- Active: 1917-1918
- Country: Portugal
- Allegiance: Portuguese Army
- Type: Division
- Size: 20 000
- Headquarters: La Gorgue, France
- Engagements: World War I Western Front Battle of the Lys (1918)

Commanders
- Division commander (December 22, 1917, to March 21, 1918): General Simas Machado
- Division commander (March 21, 1918, to April 9, 1918): General Gomes da Costa

= 2nd Division (Portugal) =

Part of the Portuguese Expeditionary Corps that fought in World War I

The 2nd Division was one of the two divisions of the Portuguese Expeditionary Corps (CEP, Corpo Expedicionário Português), the main military force of Portugal that fought in the World War I Western Front on the side of the Allies. The Division was under the command of General Simas Machado until March 1918, when it became under the command of General Gomes da Costa.

== History ==
On April 6, 1918, after heavy losses, the 1st Division was removed to the rearguard, leaving the 2nd Division (reinforced with the 6th Brigade from the 1st Division) as the sole CEP division on the front line. The 2nd division assumed the responsibility of all the Portuguese sectors, rearranged as the Fauquissart, the Neuve Chapelle and the Ferme du Bois sectors (11 km of front), now under the operational control of the British XI Corps.

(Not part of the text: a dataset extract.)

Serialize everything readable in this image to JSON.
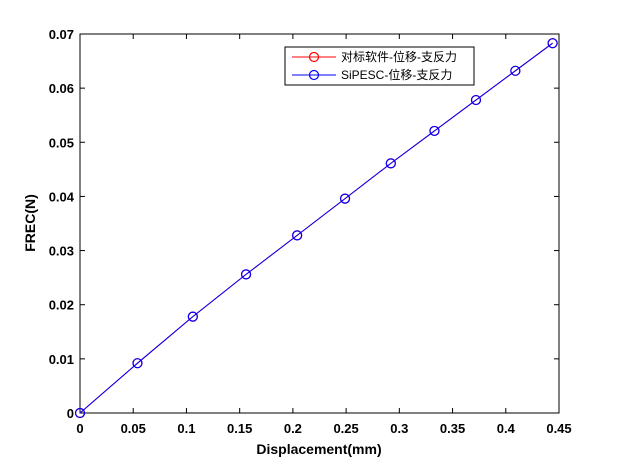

The 2nd Division was also planned to be moved to the rearguard on April 9, 1918, on the same day German Army launched operation Georgette, the great offensive whose main thrust was precisely on the sectors defended by the Portuguese Division. In the resulting Battle of the Lys, the 20,000 Portuguese of 2nd Division suffered an assault from 100,000 Germans, supported by a heavy artillery bombardment. Despite stubborn resistance, the Portuguese Division was overrun and lost c. 7,000 casualties. From December 22, 1917, to April 6, 1918, the 2nd Division was responsible for the sectors of Fauquissart and Chapigny of the Portuguese Sector of the Western Front.